Sob esse aspecto, elucidativo é o laudo pericial, ainda que realizado de forma indireta, pois o perito não deixa dúvidas ao imputar ao primeiro hospital responsável pelo atendimento do paciente “COMPLEXO HOSPITALAR PB” conduta inadequada nos procedimentos básicos de emergência ao atender o “de cujus” (fls. 370), nestes termos “...não houve adequada avaliação da gravidade do caso do Sr.

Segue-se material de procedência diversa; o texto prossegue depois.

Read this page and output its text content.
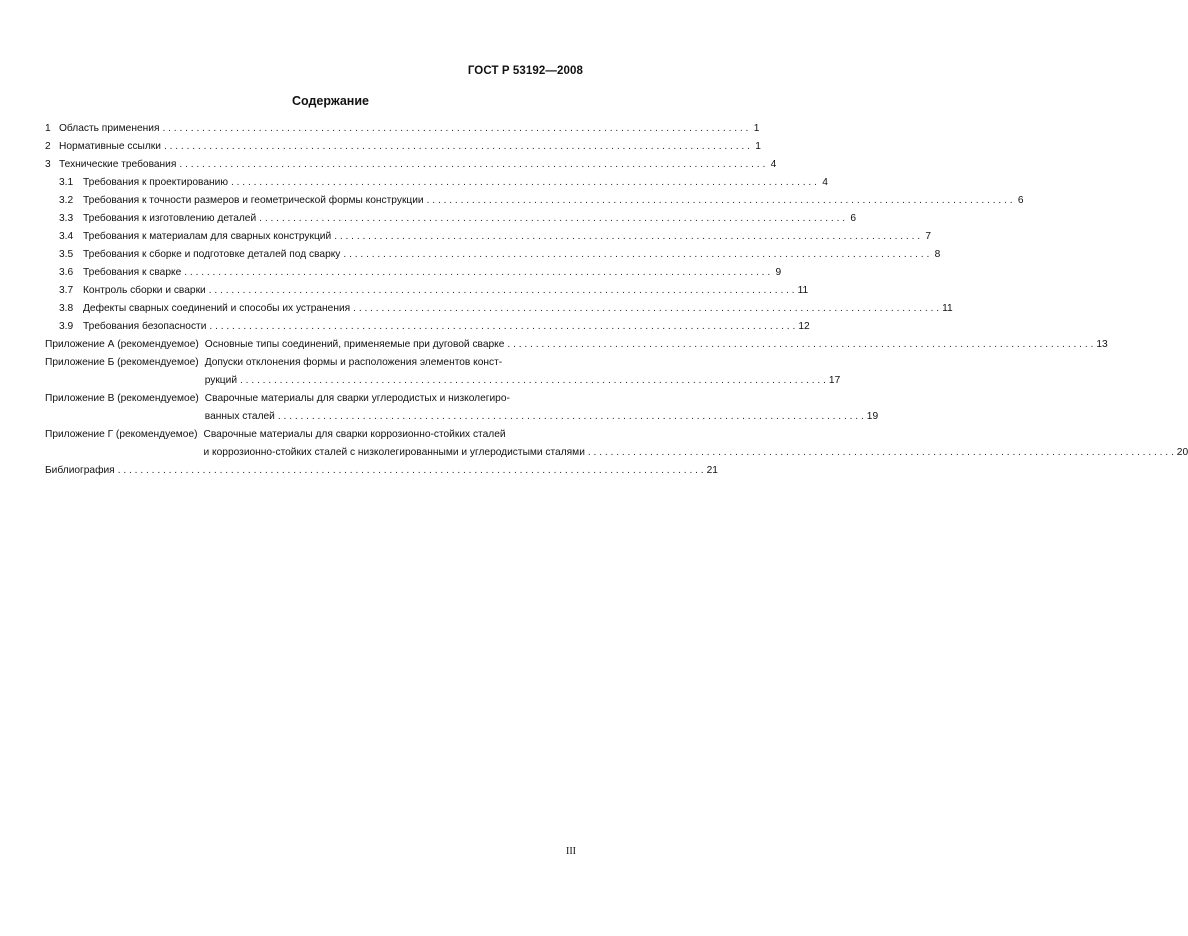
ГОСТ Р 53192—2008
Содержание
1 Область применения . . .	1
2 Нормативные ссылки . . .	1
3 Технические требования . . .	4
3.1 Требования к проектированию . . .	4
3.2 Требования к точности размеров и геометрической формы конструкции . . .	6
3.3 Требования к изготовлению деталей . . .	6
3.4 Требования к материалам для сварных конструкций . . .	7
3.5 Требования к сборке и подготовке деталей под сварку . . .	8
3.6 Требования к сварке . . .	9
3.7 Контроль сборки и сварки . . .	11
3.8 Дефекты сварных соединений и способы их устранения . . .	11
3.9 Требования безопасности . . .	12
Приложение А (рекомендуемое) Основные типы соединений, применяемые при дуговой сварке . . .	13
Приложение Б (рекомендуемое) Допуски отклонения формы и расположения элементов конст-
рукций . . .	17
Приложение В (рекомендуемое) Сварочные материалы для сварки углеродистых и низколегиро-
ванных сталей . . .	19
Приложение Г (рекомендуемое) Сварочные материалы для сварки коррозионно-стойких сталей
и коррозионно-стойких сталей с низколегированными и углеродистыми сталями . . .	20
Библиография . . .	21
III
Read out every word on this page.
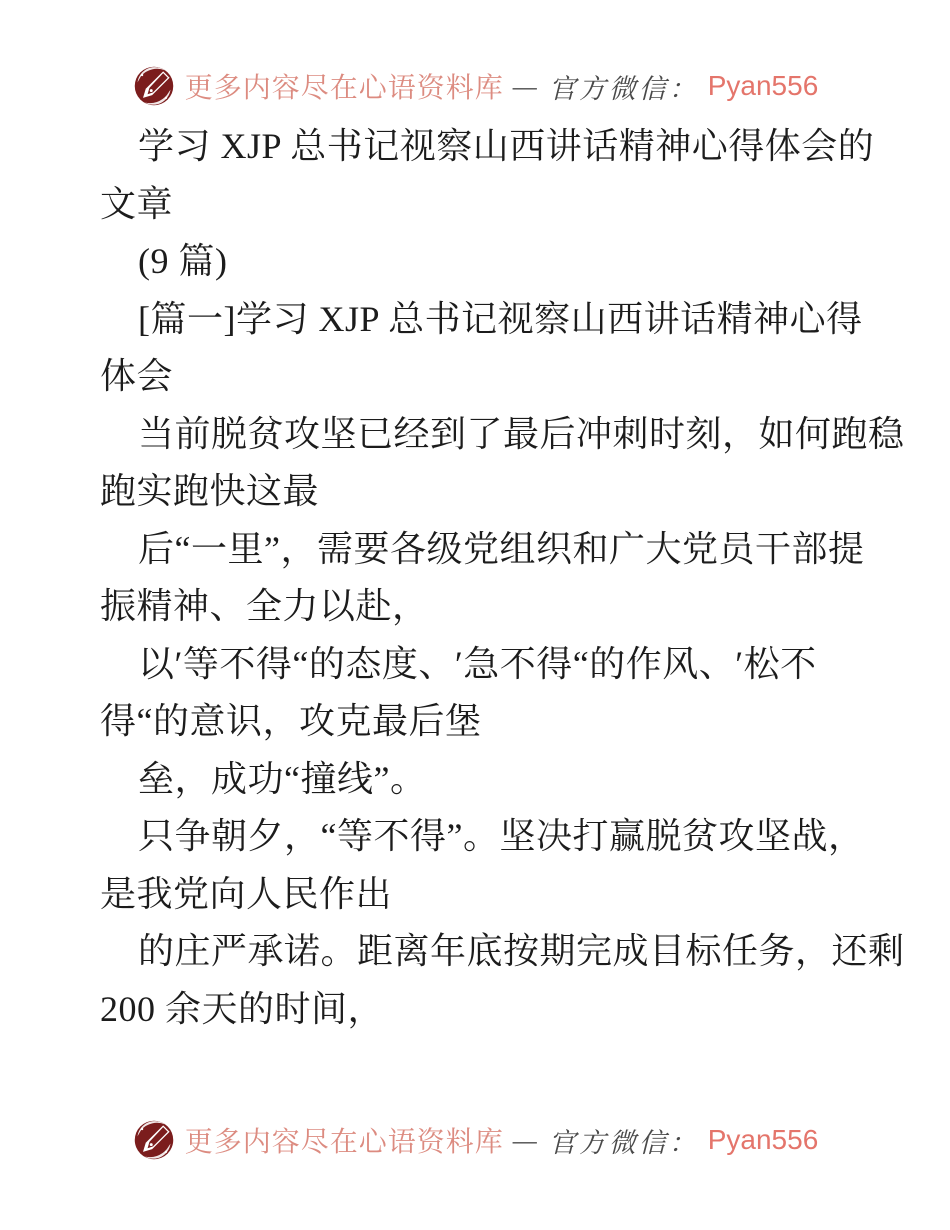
更多内容尽在心语资料库 — 官方微信： Pyan556
学习 XJP 总书记视察山西讲话精神心得体会的
文章
(9 篇)
[篇一]学习 XJP 总书记视察山西讲话精神心得
体会
当前脱贫攻坚已经到了最后冲刺时刻，如何跑稳
跑实跑快这最
后“一里”，需要各级党组织和广大党员干部提
振精神、全力以赴，
以′等不得“的态度、′急不得“的作风、′松不
得“的意识，攻克最后堡
垒，成功“撞线”。
只争朝夕，“等不得”。坚决打赢脱贫攻坚战，
是我党向人民作出
的庄严承诺。距离年底按期完成目标任务，还剩
200 余天的时间，
更多内容尽在心语资料库 — 官方微信： Pyan556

ABA; não houve avaliação dos riscos envolvidos em sua transferência; não houve a necessária aceitação do Hospital de destino para o recebimento do Sr. ABA; a morte do Sr. ABA deveu-se ao sangramento interno somado à demora na realização da cirurgia que poderia ter salvo sua vida...”. Assim, da análise do laudo, verifica-se que não foi a eventual demora na transferência do paciente que causou ou contribuiu para reduzir as chances de recuperação do paciente, mas sim a avaliação do quadro emergencial feito no “COMPLEXO HOSPITALAR PB”, bem como dos riscos que envolviam a remoção.

Não provada, portanto, a culpa dos réus ou de seus prepostos, nem o nexo de causalidade, não nos resta outra solução, no caso, senão negar acolhimento à pretensão da autora.

Do exposto, julgo IMPROCEDENTE o pedido, nos termos do artigo 269, inciso I, do Código de Processo Civil, condenando o autor no pagamento das custas e despesas processuais, inclusive honorários advocatícios, que arbitro em R$ 800,00, com fulcro no artigo 20, § 4º, do Código de Processo Civil. Como o requerente é beneficiário da assistência judiciária, a execução da sucumbência fica condicionada à cessação de seu estado de miserabilidade, nos termos do artigo 12 da Lei n. 1060/50. P.R.I.C. Guarulhos, 20 de janeiro de 2012.